Aunque no todo terminó allí pues este hombre me debía pagar cerca de treinta mil pesos dentro de los siguientes dos meses y no aparecía por ningún lado. Hasta que un día se presentó cuando estaba al borde de la desesperación dado que había pedido un préstamo para poner otro negocio en el Banco de San José, en aquella época frente al Municipio. Así nos encontramos en el bar Lusitano donde tomando un café y donde le increpé su desaparición. El resultado fue que me pagó no solo la deuda sino también los intereses del préstamo que había pedido.
Totalmente sorprendido por su proceder logré el objetivo de poner, con ese dinero, otro negocio.
El nuevo negocio que puse fue una fábrica de pastas, aproximadamente en el año 1967.
El origen del por qué una fábrica de pastas fue muy curioso. Surgió prácticamente de la nada, la única afinidad con el negocio anterior –de la panadería– es que ambos tienen harina en sus productos. La idea original era invertir nuevamente en un hotel pero un día de lluvia intensa caminando por el centro de la ciudad nos refugiamos bajo el alero de una fábrica de pastas. Con mi futuro socio discutíamos sobre el destino de nuestros dineros. Primero vino la idea de un café, luego de un hotel y finalmente de una fábrica de pastas. Lugar donde habíamos buscado refugio circunstancial.
Le pusimos el nombre de Marzotto porque un negocio de esta naturaleza no podía tener un nombre que no fuera italiano. Muchos clientes llegaron a pensar que mi nombre era Marzotto y que era de origen italiano, nunca pensaron que era mallorquín.

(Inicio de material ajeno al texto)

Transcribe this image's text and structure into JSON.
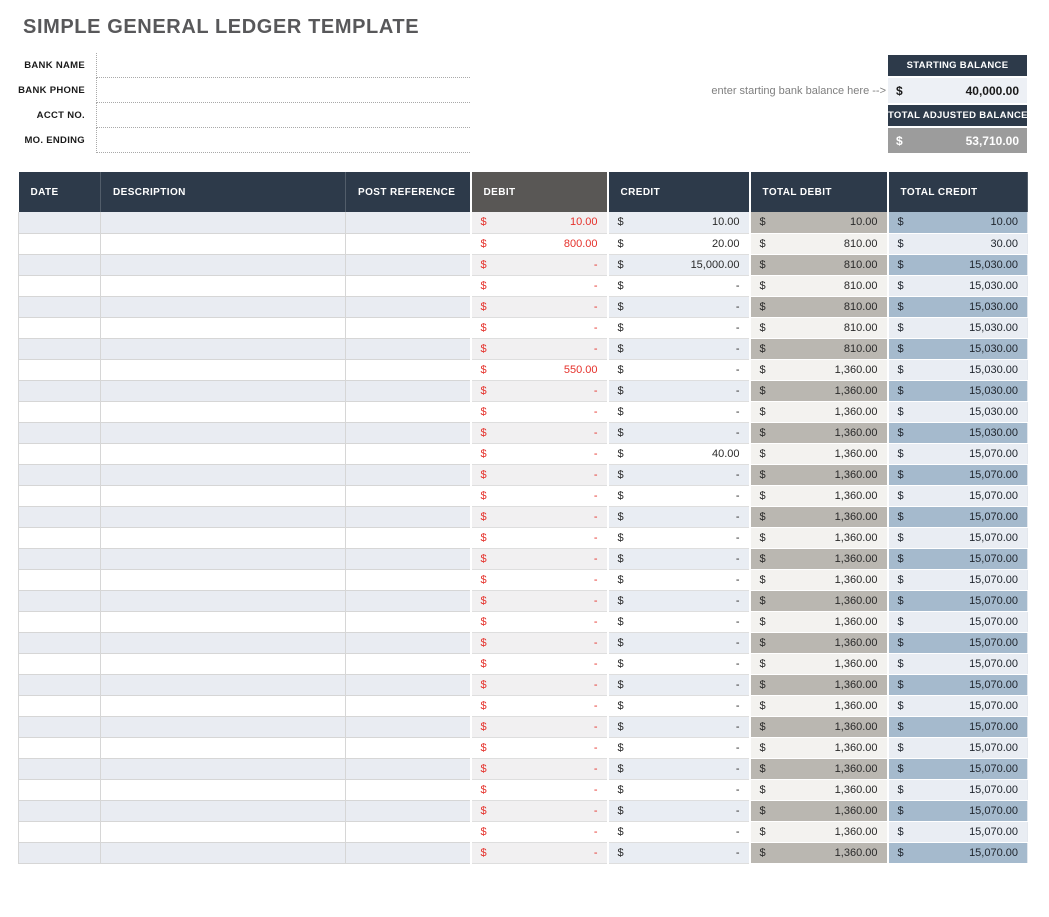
{
  "page": {
    "title": "SIMPLE GENERAL LEDGER TEMPLATE"
  },
  "form": {
    "fields": [
      {
        "label": "BANK NAME",
        "value": ""
      },
      {
        "label": "BANK PHONE",
        "value": ""
      },
      {
        "label": "ACCT NO.",
        "value": ""
      },
      {
        "label": "MO. ENDING",
        "value": ""
      }
    ]
  },
  "balance": {
    "note": "enter starting bank balance here -->",
    "starting": {
      "label": "STARTING BALANCE",
      "currency": "$",
      "value": "40,000.00"
    },
    "adjusted": {
      "label": "TOTAL ADJUSTED BALANCE",
      "currency": "$",
      "value": "53,710.00"
    }
  },
  "colors": {
    "header_navy": "#2d3a4a",
    "header_gray": "#595755",
    "debit_red": "#e5312b",
    "row_tint": "#e9ecf2",
    "total_debit_odd": "#bab7b1",
    "total_debit_even": "#f3f2ef",
    "total_credit_odd": "#a5bacd",
    "total_credit_even": "#e9edf3",
    "adjusted_gray": "#9c9c9c",
    "starting_bg": "#edf0f5"
  },
  "table": {
    "headers": [
      "DATE",
      "DESCRIPTION",
      "POST REFERENCE",
      "DEBIT",
      "CREDIT",
      "TOTAL DEBIT",
      "TOTAL CREDIT"
    ],
    "currency": "$",
    "rows": [
      {
        "date": "",
        "description": "",
        "post_reference": "",
        "debit": "10.00",
        "credit": "10.00",
        "total_debit": "10.00",
        "total_credit": "10.00"
      },
      {
        "date": "",
        "description": "",
        "post_reference": "",
        "debit": "800.00",
        "credit": "20.00",
        "total_debit": "810.00",
        "total_credit": "30.00"
      },
      {
        "date": "",
        "description": "",
        "post_reference": "",
        "debit": "-",
        "credit": "15,000.00",
        "total_debit": "810.00",
        "total_credit": "15,030.00"
      },
      {
        "date": "",
        "description": "",
        "post_reference": "",
        "debit": "-",
        "credit": "-",
        "total_debit": "810.00",
        "total_credit": "15,030.00"
      },
      {
        "date": "",
        "description": "",
        "post_reference": "",
        "debit": "-",
        "credit": "-",
        "total_debit": "810.00",
        "total_credit": "15,030.00"
      },
      {
        "date": "",
        "description": "",
        "post_reference": "",
        "debit": "-",
        "credit": "-",
        "total_debit": "810.00",
        "total_credit": "15,030.00"
      },
      {
        "date": "",
        "description": "",
        "post_reference": "",
        "debit": "-",
        "credit": "-",
        "total_debit": "810.00",
        "total_credit": "15,030.00"
      },
      {
        "date": "",
        "description": "",
        "post_reference": "",
        "debit": "550.00",
        "credit": "-",
        "total_debit": "1,360.00",
        "total_credit": "15,030.00"
      },
      {
        "date": "",
        "description": "",
        "post_reference": "",
        "debit": "-",
        "credit": "-",
        "total_debit": "1,360.00",
        "total_credit": "15,030.00"
      },
      {
        "date": "",
        "description": "",
        "post_reference": "",
        "debit": "-",
        "credit": "-",
        "total_debit": "1,360.00",
        "total_credit": "15,030.00"
      },
      {
        "date": "",
        "description": "",
        "post_reference": "",
        "debit": "-",
        "credit": "-",
        "total_debit": "1,360.00",
        "total_credit": "15,030.00"
      },
      {
        "date": "",
        "description": "",
        "post_reference": "",
        "debit": "-",
        "credit": "40.00",
        "total_debit": "1,360.00",
        "total_credit": "15,070.00"
      },
      {
        "date": "",
        "description": "",
        "post_reference": "",
        "debit": "-",
        "credit": "-",
        "total_debit": "1,360.00",
        "total_credit": "15,070.00"
      },
      {
        "date": "",
        "description": "",
        "post_reference": "",
        "debit": "-",
        "credit": "-",
        "total_debit": "1,360.00",
        "total_credit": "15,070.00"
      },
      {
        "date": "",
        "description": "",
        "post_reference": "",
        "debit": "-",
        "credit": "-",
        "total_debit": "1,360.00",
        "total_credit": "15,070.00"
      },
      {
        "date": "",
        "description": "",
        "post_reference": "",
        "debit": "-",
        "credit": "-",
        "total_debit": "1,360.00",
        "total_credit": "15,070.00"
      },
      {
        "date": "",
        "description": "",
        "post_reference": "",
        "debit": "-",
        "credit": "-",
        "total_debit": "1,360.00",
        "total_credit": "15,070.00"
      },
      {
        "date": "",
        "description": "",
        "post_reference": "",
        "debit": "-",
        "credit": "-",
        "total_debit": "1,360.00",
        "total_credit": "15,070.00"
      },
      {
        "date": "",
        "description": "",
        "post_reference": "",
        "debit": "-",
        "credit": "-",
        "total_debit": "1,360.00",
        "total_credit": "15,070.00"
      },
      {
        "date": "",
        "description": "",
        "post_reference": "",
        "debit": "-",
        "credit": "-",
        "total_debit": "1,360.00",
        "total_credit": "15,070.00"
      },
      {
        "date": "",
        "description": "",
        "post_reference": "",
        "debit": "-",
        "credit": "-",
        "total_debit": "1,360.00",
        "total_credit": "15,070.00"
      },
      {
        "date": "",
        "description": "",
        "post_reference": "",
        "debit": "-",
        "credit": "-",
        "total_debit": "1,360.00",
        "total_credit": "15,070.00"
      },
      {
        "date": "",
        "description": "",
        "post_reference": "",
        "debit": "-",
        "credit": "-",
        "total_debit": "1,360.00",
        "total_credit": "15,070.00"
      },
      {
        "date": "",
        "description": "",
        "post_reference": "",
        "debit": "-",
        "credit": "-",
        "total_debit": "1,360.00",
        "total_credit": "15,070.00"
      },
      {
        "date": "",
        "description": "",
        "post_reference": "",
        "debit": "-",
        "credit": "-",
        "total_debit": "1,360.00",
        "total_credit": "15,070.00"
      },
      {
        "date": "",
        "description": "",
        "post_reference": "",
        "debit": "-",
        "credit": "-",
        "total_debit": "1,360.00",
        "total_credit": "15,070.00"
      },
      {
        "date": "",
        "description": "",
        "post_reference": "",
        "debit": "-",
        "credit": "-",
        "total_debit": "1,360.00",
        "total_credit": "15,070.00"
      },
      {
        "date": "",
        "description": "",
        "post_reference": "",
        "debit": "-",
        "credit": "-",
        "total_debit": "1,360.00",
        "total_credit": "15,070.00"
      },
      {
        "date": "",
        "description": "",
        "post_reference": "",
        "debit": "-",
        "credit": "-",
        "total_debit": "1,360.00",
        "total_credit": "15,070.00"
      },
      {
        "date": "",
        "description": "",
        "post_reference": "",
        "debit": "-",
        "credit": "-",
        "total_debit": "1,360.00",
        "total_credit": "15,070.00"
      },
      {
        "date": "",
        "description": "",
        "post_reference": "",
        "debit": "-",
        "credit": "-",
        "total_debit": "1,360.00",
        "total_credit": "15,070.00"
      }
    ]
  }
}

Con este negocio me fue muy bien, gané más dinero en trece años que lo que trabajé en todos los años anteriores que estuve en Uruguay. Para todos aquellos que son supersticiosos diré que lo abrimos un martes 13 ante la más aguda protesta de mi familia, pero no puedo quejarme dado que me dio suerte.
Cuando llegó la hora de jubilarme, en el año 1979, arrendé el local y vendí la llave a unos asturianos que eran cuatro socios. Hoy solamente quedan dos porque ya no es el mismo rendimiento.

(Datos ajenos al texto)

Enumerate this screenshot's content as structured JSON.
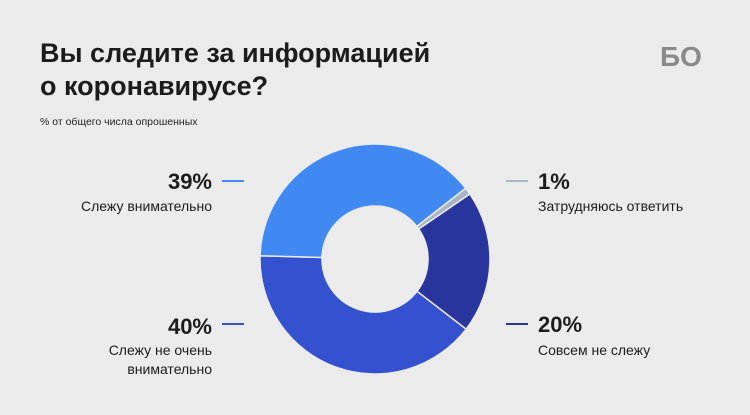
{
  "title_line1": "Вы следите за информацией",
  "title_line2": "о коронавирусе?",
  "subtitle": "% от общего числа опрошенных",
  "logo_text": "БО",
  "chart_data": {
    "type": "donut",
    "title": "Вы следите за информацией о коронавирусе?",
    "subtitle": "% от общего числа опрошенных",
    "slices": [
      {
        "label": "Затрудняюсь ответить",
        "value": 1,
        "value_label": "1%",
        "color": "#a9b4c4"
      },
      {
        "label": "Совсем не слежу",
        "value": 20,
        "value_label": "20%",
        "color": "#27359c"
      },
      {
        "label": "Слежу не очень внимательно",
        "value": 40,
        "value_label": "40%",
        "color": "#3451cf"
      },
      {
        "label": "Слежу внимательно",
        "value": 39,
        "value_label": "39%",
        "color": "#4189f2"
      }
    ]
  },
  "labels": {
    "attentive": {
      "pct": "39%",
      "text": "Слежу внимательно"
    },
    "not_very_line1": "Слежу не очень",
    "not_very_line2": "внимательно",
    "not_very_pct": "40%",
    "hard": {
      "pct": "1%",
      "text": "Затрудняюсь ответить"
    },
    "not_at_all": {
      "pct": "20%",
      "text": "Совсем не слежу"
    }
  }
}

Mis paisanos conocidos, como expresé en algún momento eran todos valldemossines y paraban–junto con otros baleares –en el café Sportman– en la calle 18 de Julio al lado del Club Español. Allí había una sala de billares y en el entrepiso había una peluquería con 5 o 6 peluqueros que trabajaban toda la noche. En un salón estaban los billares y en otro las mesas donde, con un café que salía 5 centésimos, uno se podía pasar horas. De mi pueblo Capdella habíamos pocos, mi padre, mi tío, mi hermano, Catalina Grau y un tal Miguel.
Hace un tiempo volví a Mallorca para visitar mi tierra. Sabía, porque me lo habían comentado, que ya no era la misma que cuando la había dejado; pero en el avión pensaba que no todo podía cambiar por ejemplo las montañas. Cual habrá sido mi sorpresa al ver que sí me habían cambiado las montañas. Una de ellas había desaparecido al sacar la piedra para la construcción. Evidentemente todo se había transformado.

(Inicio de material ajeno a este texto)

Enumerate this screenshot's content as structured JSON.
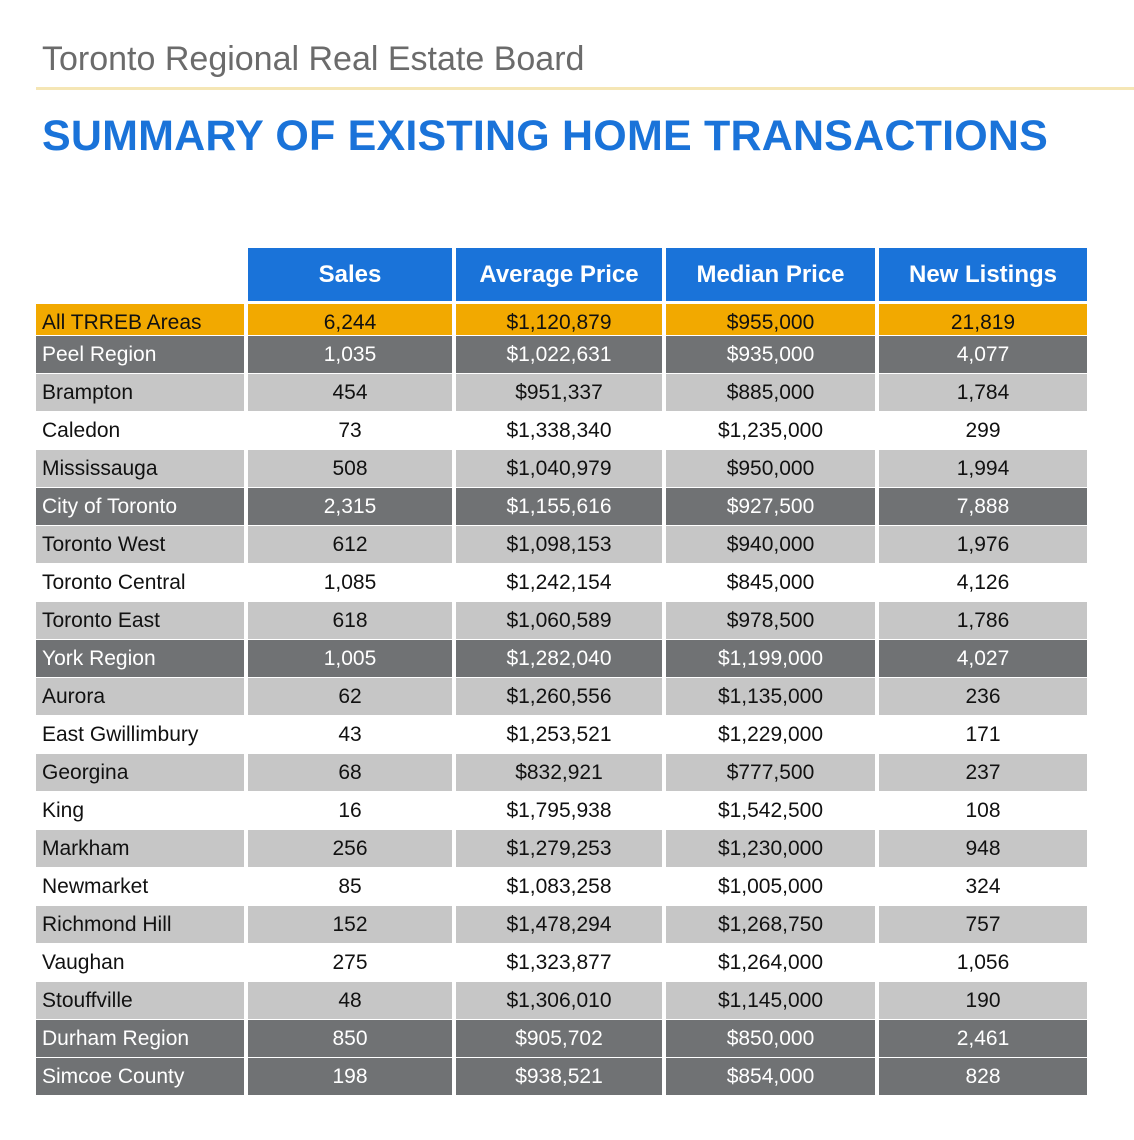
{
  "header": {
    "org": "Toronto Regional Real Estate Board",
    "title": "SUMMARY OF EXISTING HOME TRANSACTIONS"
  },
  "table": {
    "columns": [
      "Sales",
      "Average Price",
      "Median Price",
      "New Listings"
    ],
    "rows": [
      {
        "area": "All TRREB Areas",
        "sales": "6,244",
        "avg": "$1,120,879",
        "median": "$955,000",
        "listings": "21,819",
        "style": "orange"
      },
      {
        "area": "Peel Region",
        "sales": "1,035",
        "avg": "$1,022,631",
        "median": "$935,000",
        "listings": "4,077",
        "style": "dark"
      },
      {
        "area": "Brampton",
        "sales": "454",
        "avg": "$951,337",
        "median": "$885,000",
        "listings": "1,784",
        "style": "light"
      },
      {
        "area": "Caledon",
        "sales": "73",
        "avg": "$1,338,340",
        "median": "$1,235,000",
        "listings": "299",
        "style": "white"
      },
      {
        "area": "Mississauga",
        "sales": "508",
        "avg": "$1,040,979",
        "median": "$950,000",
        "listings": "1,994",
        "style": "light"
      },
      {
        "area": "City of Toronto",
        "sales": "2,315",
        "avg": "$1,155,616",
        "median": "$927,500",
        "listings": "7,888",
        "style": "dark"
      },
      {
        "area": "Toronto West",
        "sales": "612",
        "avg": "$1,098,153",
        "median": "$940,000",
        "listings": "1,976",
        "style": "light"
      },
      {
        "area": "Toronto Central",
        "sales": "1,085",
        "avg": "$1,242,154",
        "median": "$845,000",
        "listings": "4,126",
        "style": "white"
      },
      {
        "area": "Toronto East",
        "sales": "618",
        "avg": "$1,060,589",
        "median": "$978,500",
        "listings": "1,786",
        "style": "light"
      },
      {
        "area": "York Region",
        "sales": "1,005",
        "avg": "$1,282,040",
        "median": "$1,199,000",
        "listings": "4,027",
        "style": "dark"
      },
      {
        "area": "Aurora",
        "sales": "62",
        "avg": "$1,260,556",
        "median": "$1,135,000",
        "listings": "236",
        "style": "light"
      },
      {
        "area": "East Gwillimbury",
        "sales": "43",
        "avg": "$1,253,521",
        "median": "$1,229,000",
        "listings": "171",
        "style": "white"
      },
      {
        "area": "Georgina",
        "sales": "68",
        "avg": "$832,921",
        "median": "$777,500",
        "listings": "237",
        "style": "light"
      },
      {
        "area": "King",
        "sales": "16",
        "avg": "$1,795,938",
        "median": "$1,542,500",
        "listings": "108",
        "style": "white"
      },
      {
        "area": "Markham",
        "sales": "256",
        "avg": "$1,279,253",
        "median": "$1,230,000",
        "listings": "948",
        "style": "light"
      },
      {
        "area": "Newmarket",
        "sales": "85",
        "avg": "$1,083,258",
        "median": "$1,005,000",
        "listings": "324",
        "style": "white"
      },
      {
        "area": "Richmond Hill",
        "sales": "152",
        "avg": "$1,478,294",
        "median": "$1,268,750",
        "listings": "757",
        "style": "light"
      },
      {
        "area": "Vaughan",
        "sales": "275",
        "avg": "$1,323,877",
        "median": "$1,264,000",
        "listings": "1,056",
        "style": "white"
      },
      {
        "area": "Stouffville",
        "sales": "48",
        "avg": "$1,306,010",
        "median": "$1,145,000",
        "listings": "190",
        "style": "light"
      },
      {
        "area": "Durham Region",
        "sales": "850",
        "avg": "$905,702",
        "median": "$850,000",
        "listings": "2,461",
        "style": "dark"
      },
      {
        "area": "Simcoe County",
        "sales": "198",
        "avg": "$938,521",
        "median": "$854,000",
        "listings": "828",
        "style": "dark"
      }
    ]
  }
}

Un profundo silencio había dado por terminada la entrevista. La cinta había corrido lentamente como los recuerdos que Bernardo había deslizado en un orden irregular según se los dictaba su memoria. Su cara iluminada varias veces por los acontecimientos que fueron apareciendo marcaba los momentos felices. Un movimiento incómodo en el sillón determinaba un malestar sobre los sucesos que iban apareciendo. Su sordera no impidió el diálogo y las dos largas horas de charla fueron rápidamente absorbidas por el reloj.
El click del grabador llegando al final de la cinta nos hizo recuperar la realidad y el momento actual. El rojizo atardecer de primavera se recortaba en la ventana de un sexto piso como invitando a dejar esta entrevista en el tiempo.
Bernardo se quedó con su señora y sus hijas y nosotros nos llevamos un preciado tesoro del pasado, sus recuerdos.